Federal estate tax rates only apply to whatever excess the estate has over the applicable threshold. So, using the example from earlier, the deceased’s estate worth $12 million would have a taxable excess of $300,000 if the deceased died in 2021.

Resources Related to Inheritance Law in Kansas

The following are organizations, publicly accessible databases, and hotlines that heirs can reach out to or access for legal assistance as they work through estate or inheritance-related problems. Some of these provide pro bono or reduced-fee representation services, while others provide advice and consultation for free or for a fee.

Kansas Legal Services

Kansas Legal Services is a nonprofit corporation that connects with low-income residents and provides them with legal representation and mediation services. Interested individuals can fill out the corporation’s online application form and get in contact with its intake specialists, who will determine their eligibility for free or reduced-cost legal services.
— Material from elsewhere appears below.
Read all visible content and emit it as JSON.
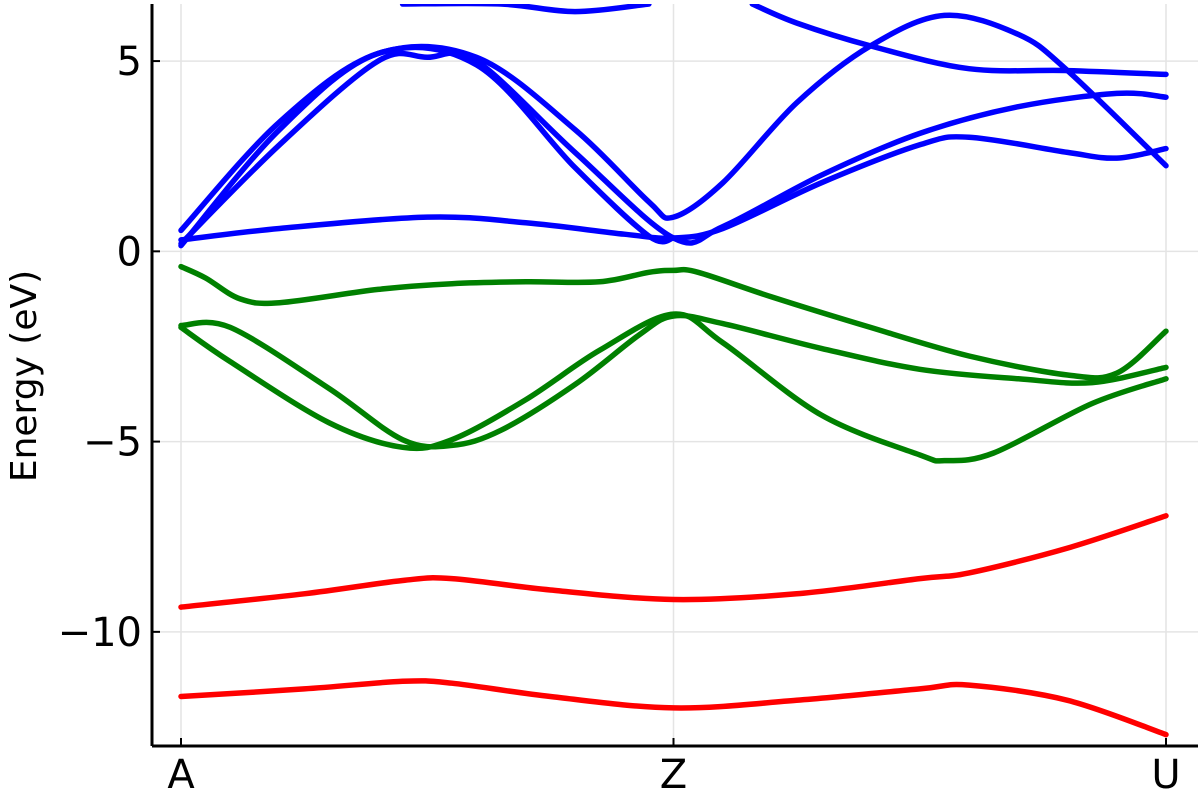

Its services cover a variety of topics, from legal matters concerning small estates to tax-related or debt-collection cases.

Kansas Legal Services also offers free legal forms for various needs, such as divorce and child support. The system automatically fills in documents based on the answers given, helping users complete legal documents on their own.

Washburn University Law Clinic and Library

The Washburn University Law Clinic represents clients who have difficulty affording private legal counsel. The clinic is staffed by licensed law students under the supervision of faculty attorneys. It handles litigation matters in various practice areas, including estate planning, family, immigration, and civil consumer law. Small businesses may also reach out for assistance regarding transactional law matters.

While the Washburn University Law Clinic can only serve clients within Shawnee County, the university’s law library is open to the public and has an online catalog of legal books covering a myriad of topics, from estate law to criminal law.

Kansas Bar Association Lawyer Referral Service

The Kansas Bar Association Lawyer Referral Service is a program that facilitates the process of connecting clients with member attorneys in the Kansas Bar Association. Interested individuals can fill out the request form found on the program’s website to be matched with a participating attorney. 

The program covers various fields of law, including estate planning, personal injury, medical malpractice, and administrative law matters. Participating attorneys choose which area of law they will receive referrals in, so clients are connected to legal counsel with experience handling matters similar to their current legal issues.

Clients who cannot access the online form or merely need assistance filling it out can reach out for assistance by calling 785-861-8838.